Red Hat Bugzilla – Bug 130300
mounting gfs readonly can fail due to error recovering journal
Last modified: 2010-01-11 21:56:51 EST
Description of problem:
I've seen this while running mount_stress on both RHEL3 and RHEL4.
The simpliest case is to:
mount a gfs filesystem on whole cluster
umount on two of the nodes
remount on one with -o locktable=clustername:newname
remount on the other one with -o ro
There must be some kind of race condition because this does not
always cause the problem. I have seen the error without the preceeding
mount -o locktable=clustername:newname attempt so it's not required
but seems to help.
When this bug occurs, I see this standard error:
mount: wrong fs type, bad option, bad superblock on /dev/pool/corey1,
or too many mounted file systems
Along with this on the console:
GFS: fsid=morph-cluster:corey1, jid=0: Trying to acquire journal lock...

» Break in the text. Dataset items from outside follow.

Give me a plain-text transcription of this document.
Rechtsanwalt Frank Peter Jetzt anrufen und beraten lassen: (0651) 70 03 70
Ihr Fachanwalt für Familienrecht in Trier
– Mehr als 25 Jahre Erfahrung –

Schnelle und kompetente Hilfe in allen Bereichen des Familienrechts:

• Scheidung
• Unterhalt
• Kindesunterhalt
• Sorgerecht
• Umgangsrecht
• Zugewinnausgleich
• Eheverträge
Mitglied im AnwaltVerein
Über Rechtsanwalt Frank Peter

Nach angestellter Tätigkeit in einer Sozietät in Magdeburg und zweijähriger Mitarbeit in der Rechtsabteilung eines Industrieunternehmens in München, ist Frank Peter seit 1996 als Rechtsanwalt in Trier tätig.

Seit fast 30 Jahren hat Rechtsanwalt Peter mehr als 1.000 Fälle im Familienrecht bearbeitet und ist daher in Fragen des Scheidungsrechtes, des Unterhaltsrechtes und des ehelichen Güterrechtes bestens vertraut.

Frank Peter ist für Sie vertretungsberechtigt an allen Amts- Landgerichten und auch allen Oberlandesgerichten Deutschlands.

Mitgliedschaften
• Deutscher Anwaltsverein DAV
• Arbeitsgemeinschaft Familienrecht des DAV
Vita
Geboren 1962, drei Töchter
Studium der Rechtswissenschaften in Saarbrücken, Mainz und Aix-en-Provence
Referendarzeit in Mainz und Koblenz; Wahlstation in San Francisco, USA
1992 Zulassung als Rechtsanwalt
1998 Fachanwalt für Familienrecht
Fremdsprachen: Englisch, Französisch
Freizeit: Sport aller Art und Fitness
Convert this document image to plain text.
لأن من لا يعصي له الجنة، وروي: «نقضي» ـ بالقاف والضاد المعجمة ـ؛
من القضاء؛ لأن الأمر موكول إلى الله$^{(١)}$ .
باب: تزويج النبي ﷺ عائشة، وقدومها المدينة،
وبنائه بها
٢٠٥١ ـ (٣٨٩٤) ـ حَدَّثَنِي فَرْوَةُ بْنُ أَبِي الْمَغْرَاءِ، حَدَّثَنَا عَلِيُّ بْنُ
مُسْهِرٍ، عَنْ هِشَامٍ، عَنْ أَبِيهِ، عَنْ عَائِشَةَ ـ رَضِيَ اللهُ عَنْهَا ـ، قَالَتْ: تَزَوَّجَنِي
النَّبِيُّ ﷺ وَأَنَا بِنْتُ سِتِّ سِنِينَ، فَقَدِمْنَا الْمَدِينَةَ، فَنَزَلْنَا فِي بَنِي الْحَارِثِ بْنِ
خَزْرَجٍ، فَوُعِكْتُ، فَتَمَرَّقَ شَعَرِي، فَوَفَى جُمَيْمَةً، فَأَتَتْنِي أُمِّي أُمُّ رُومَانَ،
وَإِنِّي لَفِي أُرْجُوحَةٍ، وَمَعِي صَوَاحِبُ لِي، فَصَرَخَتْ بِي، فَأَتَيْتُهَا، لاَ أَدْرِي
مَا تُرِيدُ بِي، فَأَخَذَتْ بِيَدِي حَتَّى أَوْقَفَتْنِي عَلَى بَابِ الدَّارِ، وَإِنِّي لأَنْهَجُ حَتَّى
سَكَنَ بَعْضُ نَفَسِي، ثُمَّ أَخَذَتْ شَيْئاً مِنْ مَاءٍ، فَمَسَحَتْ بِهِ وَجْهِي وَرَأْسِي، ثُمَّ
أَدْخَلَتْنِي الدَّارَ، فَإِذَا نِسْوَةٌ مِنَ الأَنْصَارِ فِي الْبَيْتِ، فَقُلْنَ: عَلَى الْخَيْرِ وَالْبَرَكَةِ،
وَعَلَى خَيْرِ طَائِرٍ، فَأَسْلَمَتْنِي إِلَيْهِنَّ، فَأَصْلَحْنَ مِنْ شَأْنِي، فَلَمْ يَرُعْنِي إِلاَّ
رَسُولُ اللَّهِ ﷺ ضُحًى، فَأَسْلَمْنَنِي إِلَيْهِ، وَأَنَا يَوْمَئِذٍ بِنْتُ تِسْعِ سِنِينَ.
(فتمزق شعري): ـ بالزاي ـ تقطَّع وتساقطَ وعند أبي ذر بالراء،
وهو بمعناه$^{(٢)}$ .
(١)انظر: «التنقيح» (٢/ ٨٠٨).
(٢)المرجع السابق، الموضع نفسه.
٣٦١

GFS: fsid=morph-cluster:corey1, jid=0: Looking at journal...
GFS: fsid=morph-cluster:corey1, jid=0: can't replay: read-only FS
GFS: fsid=morph-cluster:corey1, jid=0: Failed
GFS: error recovering my journal (-30)
Once in this state all other mount -ro attempts to this fs on that
node will result in the same error. However, this can fixed by
mounting the filesystem rw, umounting, and then the ro attempt will work.
1) Are you trying to mount the same filesystem into two different
lockspaces? If so... what are you expecting to happen? Are you
deliberately trying to cause corruption and/or panics?
For example, on node1:
mount -t gfs /dev/pool/pool0 /gfs -o locktable=cluster:foo
and on node 2:
mount -t gfs /dev/pool/pool0 /gfs -o locktable=cluster:bar
2) What do you expect GFS to do when it encounters a journal in need
of repair when told to mount read-only? If it modifies the
filesystem, it really isn't read-only at that point (and arguably a bug).
Perhaps remounting the filesystem readonly after the journal has been
replayed is what you are after? e.g.:
mount -o remount,ro /gfs
In which case, I don't know what would happen if a read-write node
crashes and the read-only node trys to recover. Hopefully it would
fail to replay the journal and allow another a node to retry.
I was trying to mount the same filesystem into two different
lockspaces just to see that the locktable flag worked knowing that I
might corrupt my data. But that's a different "I have a loaded gun
pointed at my foot" issue. :)
I guess this isn't really a bug then as that is the expected
behavior if the journal needs to be replayed. It's just that the
error given was a little scarey. :( But if one looks in the log,
it's clear what happened.